S’il est un fait avéré, c’est bien celui-ci : les services de renseignements libanais ont bien recours au cyberespionnage. Les propos du ministre de l’Intérieur viennent le confirmer. Mais cette fois, c’est par le biais des logiciels espions d’une entreprise allemande, FinFisher, qui travaille uniquement avec des États, qu’a opéré la SG, révèle le rapport « Dark Caracal ». À la SG d’en assurer l’exécution. Mais vu « le manque de sophistication des équipements », vu aussi « le manque de formation adéquate » des membres des services, vu enfin « le peu de budget » consacré au renseignement, l’affaire a été découverte et divulguée par les deux enquêteurs américains. « Ils ont probablement trouvé une indication qui les a alertés. Ils ont alors menée leur investigation », observe l’expert. « Cela est très embarrassant pour la Sûreté générale. »
Trop tôt…
Selon le rapport, plus d’un million de données ont été interceptées sur des téléphones équipés du système Android. Il faut dire que la plateforme développée par Google pour les téléphones mobiles est ouverte, et peut être utilisée par différentes marques de téléphone. Elle héberge ainsi des applications non protégées, qui contiennent des virus. Et ce contrairement à Apple, qui contrôle ses téléphones par son système IOS développé exclusivement pour l’IPhone. Il suffit donc pour l’utilisateur d’un mobile équipé du système Android de cliquer sur un lien contenant un virus, pour voir son appareil piraté à son insu par la technique de l’hameçonnage (phishing) et figurer sur la liste des victimes de la SG ou d’autres pirates informatiques.

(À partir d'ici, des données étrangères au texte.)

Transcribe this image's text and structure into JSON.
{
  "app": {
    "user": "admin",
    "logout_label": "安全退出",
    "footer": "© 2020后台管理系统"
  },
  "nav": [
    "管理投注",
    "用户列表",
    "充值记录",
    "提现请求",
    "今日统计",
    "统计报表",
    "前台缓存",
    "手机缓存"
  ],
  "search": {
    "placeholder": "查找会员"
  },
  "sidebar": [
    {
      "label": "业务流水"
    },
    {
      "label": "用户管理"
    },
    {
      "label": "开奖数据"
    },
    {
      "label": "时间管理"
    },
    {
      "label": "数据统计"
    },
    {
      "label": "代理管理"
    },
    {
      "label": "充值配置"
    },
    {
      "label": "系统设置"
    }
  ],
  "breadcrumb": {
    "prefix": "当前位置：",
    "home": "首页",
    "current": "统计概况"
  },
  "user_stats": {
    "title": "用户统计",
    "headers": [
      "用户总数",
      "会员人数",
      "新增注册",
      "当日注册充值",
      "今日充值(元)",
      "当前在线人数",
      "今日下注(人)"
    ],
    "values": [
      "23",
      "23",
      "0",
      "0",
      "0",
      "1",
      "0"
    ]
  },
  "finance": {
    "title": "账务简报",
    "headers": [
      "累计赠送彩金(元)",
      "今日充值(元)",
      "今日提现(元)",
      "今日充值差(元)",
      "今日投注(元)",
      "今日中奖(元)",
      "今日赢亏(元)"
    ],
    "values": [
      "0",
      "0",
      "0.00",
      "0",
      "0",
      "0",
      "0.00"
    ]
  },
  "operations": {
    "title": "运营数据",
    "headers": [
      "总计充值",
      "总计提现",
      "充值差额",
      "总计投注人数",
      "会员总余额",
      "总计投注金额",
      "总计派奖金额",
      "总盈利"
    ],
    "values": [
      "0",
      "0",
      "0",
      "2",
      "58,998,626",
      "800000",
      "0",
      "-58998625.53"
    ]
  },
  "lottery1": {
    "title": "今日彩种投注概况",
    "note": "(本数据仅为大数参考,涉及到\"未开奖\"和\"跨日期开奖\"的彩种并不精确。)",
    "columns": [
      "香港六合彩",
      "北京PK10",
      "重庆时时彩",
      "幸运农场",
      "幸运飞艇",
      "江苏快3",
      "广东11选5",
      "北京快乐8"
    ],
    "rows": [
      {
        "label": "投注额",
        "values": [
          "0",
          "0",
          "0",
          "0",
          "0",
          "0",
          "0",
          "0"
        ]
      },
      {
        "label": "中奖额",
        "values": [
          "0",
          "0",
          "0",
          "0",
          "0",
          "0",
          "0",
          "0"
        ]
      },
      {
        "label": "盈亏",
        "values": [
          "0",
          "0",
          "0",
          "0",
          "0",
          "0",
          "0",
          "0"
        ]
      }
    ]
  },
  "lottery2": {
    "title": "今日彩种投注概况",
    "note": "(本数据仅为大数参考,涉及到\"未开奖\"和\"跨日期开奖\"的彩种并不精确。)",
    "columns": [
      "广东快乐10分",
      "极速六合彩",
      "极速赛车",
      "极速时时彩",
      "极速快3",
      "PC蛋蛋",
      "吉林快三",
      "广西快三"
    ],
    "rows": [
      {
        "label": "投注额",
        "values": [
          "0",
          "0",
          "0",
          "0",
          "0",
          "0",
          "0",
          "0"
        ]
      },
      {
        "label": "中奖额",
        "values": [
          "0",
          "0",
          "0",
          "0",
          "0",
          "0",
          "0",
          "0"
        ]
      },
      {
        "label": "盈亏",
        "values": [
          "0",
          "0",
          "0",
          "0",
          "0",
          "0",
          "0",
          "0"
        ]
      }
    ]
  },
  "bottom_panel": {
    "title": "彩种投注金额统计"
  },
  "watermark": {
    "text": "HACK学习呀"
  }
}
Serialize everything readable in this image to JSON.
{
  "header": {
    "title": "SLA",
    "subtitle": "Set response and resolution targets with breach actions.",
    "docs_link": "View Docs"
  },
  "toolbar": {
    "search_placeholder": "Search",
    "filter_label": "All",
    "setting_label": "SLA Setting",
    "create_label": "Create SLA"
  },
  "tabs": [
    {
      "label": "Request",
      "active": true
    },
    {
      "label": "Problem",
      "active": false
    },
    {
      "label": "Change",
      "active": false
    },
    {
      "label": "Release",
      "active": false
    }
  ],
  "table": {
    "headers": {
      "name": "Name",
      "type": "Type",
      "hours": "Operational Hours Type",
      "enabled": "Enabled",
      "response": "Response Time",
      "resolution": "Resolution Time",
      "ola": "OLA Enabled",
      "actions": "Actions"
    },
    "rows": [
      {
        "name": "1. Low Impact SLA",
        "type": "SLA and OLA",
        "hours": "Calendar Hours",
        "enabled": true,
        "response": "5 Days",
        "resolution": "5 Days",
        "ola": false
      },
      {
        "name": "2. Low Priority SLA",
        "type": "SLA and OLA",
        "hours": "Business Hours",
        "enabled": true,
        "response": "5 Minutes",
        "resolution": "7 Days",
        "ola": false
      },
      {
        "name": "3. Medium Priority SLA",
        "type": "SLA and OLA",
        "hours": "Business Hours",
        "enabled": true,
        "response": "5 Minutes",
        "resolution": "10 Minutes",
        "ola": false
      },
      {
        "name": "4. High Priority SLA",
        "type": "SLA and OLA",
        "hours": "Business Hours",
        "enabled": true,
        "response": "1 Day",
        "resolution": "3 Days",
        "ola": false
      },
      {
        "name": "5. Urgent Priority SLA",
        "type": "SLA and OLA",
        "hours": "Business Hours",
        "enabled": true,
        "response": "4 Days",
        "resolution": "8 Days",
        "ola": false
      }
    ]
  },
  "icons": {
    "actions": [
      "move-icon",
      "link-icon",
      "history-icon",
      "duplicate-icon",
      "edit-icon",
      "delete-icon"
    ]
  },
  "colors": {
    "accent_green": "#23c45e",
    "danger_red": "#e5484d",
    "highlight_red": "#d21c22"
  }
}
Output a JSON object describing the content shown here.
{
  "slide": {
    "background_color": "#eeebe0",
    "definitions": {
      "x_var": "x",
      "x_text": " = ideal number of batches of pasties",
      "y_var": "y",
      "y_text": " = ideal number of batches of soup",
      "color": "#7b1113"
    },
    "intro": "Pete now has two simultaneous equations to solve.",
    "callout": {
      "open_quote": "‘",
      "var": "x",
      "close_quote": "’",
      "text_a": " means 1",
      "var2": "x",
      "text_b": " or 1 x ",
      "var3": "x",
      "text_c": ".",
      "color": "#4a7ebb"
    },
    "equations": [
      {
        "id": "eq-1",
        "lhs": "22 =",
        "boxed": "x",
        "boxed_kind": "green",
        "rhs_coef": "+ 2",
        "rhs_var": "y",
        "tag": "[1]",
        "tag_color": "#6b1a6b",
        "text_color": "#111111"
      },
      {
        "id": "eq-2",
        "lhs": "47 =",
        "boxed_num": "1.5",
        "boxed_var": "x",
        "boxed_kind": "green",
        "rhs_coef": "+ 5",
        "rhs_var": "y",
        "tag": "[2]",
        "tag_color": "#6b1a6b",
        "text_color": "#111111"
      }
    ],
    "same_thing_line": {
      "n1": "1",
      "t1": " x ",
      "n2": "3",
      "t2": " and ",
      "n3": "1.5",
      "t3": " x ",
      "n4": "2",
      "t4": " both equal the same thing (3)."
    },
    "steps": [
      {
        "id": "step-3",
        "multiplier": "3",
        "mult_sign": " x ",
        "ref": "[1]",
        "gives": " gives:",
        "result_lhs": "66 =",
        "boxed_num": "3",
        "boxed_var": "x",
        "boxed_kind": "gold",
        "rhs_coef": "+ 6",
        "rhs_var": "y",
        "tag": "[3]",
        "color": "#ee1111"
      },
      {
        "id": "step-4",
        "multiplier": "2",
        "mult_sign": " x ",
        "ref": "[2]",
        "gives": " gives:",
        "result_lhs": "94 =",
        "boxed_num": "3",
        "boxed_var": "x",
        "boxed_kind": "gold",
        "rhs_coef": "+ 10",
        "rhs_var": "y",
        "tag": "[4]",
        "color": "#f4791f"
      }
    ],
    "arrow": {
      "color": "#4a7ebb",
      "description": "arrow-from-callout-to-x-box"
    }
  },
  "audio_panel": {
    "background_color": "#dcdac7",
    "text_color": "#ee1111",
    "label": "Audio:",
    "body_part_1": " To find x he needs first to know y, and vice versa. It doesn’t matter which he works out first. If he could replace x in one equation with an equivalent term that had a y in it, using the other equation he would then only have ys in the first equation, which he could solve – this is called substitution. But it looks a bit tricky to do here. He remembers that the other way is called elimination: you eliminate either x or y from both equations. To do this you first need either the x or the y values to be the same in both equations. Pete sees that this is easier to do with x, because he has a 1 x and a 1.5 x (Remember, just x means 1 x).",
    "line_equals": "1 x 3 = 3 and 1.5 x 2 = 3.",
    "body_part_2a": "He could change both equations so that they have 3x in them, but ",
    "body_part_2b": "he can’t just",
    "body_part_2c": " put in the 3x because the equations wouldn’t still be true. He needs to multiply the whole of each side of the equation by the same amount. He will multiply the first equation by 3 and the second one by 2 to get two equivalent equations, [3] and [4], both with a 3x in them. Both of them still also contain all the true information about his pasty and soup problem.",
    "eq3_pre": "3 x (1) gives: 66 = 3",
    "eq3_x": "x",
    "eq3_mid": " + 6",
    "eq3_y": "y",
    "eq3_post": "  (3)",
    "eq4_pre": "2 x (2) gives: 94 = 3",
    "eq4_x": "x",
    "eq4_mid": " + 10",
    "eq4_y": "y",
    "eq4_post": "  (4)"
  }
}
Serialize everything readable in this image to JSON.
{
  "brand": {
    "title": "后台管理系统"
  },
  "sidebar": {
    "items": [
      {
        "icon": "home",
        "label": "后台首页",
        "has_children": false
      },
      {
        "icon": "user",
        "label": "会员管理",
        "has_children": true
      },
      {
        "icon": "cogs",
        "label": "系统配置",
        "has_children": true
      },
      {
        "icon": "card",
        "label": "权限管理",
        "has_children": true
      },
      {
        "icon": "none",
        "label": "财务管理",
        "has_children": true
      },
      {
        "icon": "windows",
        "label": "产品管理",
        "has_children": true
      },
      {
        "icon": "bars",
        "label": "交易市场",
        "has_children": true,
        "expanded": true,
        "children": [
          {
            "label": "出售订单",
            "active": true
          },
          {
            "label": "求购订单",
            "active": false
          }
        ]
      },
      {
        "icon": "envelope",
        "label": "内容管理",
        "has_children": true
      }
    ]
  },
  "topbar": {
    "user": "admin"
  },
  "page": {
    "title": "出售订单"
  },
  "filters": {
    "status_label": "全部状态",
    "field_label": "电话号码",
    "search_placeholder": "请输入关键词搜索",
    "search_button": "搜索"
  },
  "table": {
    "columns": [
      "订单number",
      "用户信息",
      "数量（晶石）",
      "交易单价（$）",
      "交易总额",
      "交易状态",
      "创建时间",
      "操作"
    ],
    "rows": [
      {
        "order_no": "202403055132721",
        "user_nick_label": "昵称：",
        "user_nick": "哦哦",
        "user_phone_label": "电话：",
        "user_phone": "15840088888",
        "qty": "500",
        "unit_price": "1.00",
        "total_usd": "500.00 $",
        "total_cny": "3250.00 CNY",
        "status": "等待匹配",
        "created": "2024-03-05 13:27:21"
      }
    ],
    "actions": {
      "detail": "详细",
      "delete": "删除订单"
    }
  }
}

Également contacté par L’OLJ, Khalil Sehnaoui, directeur partenaire de l’entreprise « Krypton Security » spécialisée en sécurité de l’information, tient des propos plus mesurés. « En lisant le rapport, on se dit que la SG libanaise mène des attaques partout, dans tous les sens », souligne-t-il. Mais il constate que « le rapport est flou », qu’« aucun document concret ne l’accompagne ». « On ne comprend pas qui est ciblé, ni comment », ajoute-t-il. « Sans oublier qu’au Liban, il n’existe pas d’adresses IP fixes. » L’expert doute, de plus, des capacités de la SG à mener « des opérations de cyberespionnage d’une telle envergure », même s’il est certain que « le cyberespionnage a bien lieu ». Vu le manque de moyens des autorités et le peu de formation des équipes. Et puis « les hackeurs talentueux se comptent sur les doigts », et sont « connus de la communauté spécialisée ». « J’estime qu’il est encore trop tôt pour se prononcer », conclut-il, refusant d’écarter la possibilité que l’affaire ne soit qu’une vulgaire campagne promotionnelle pour les deux enquêteurs américains. « Il est si facile de lancer les gens sur une fausse piste », dit-il.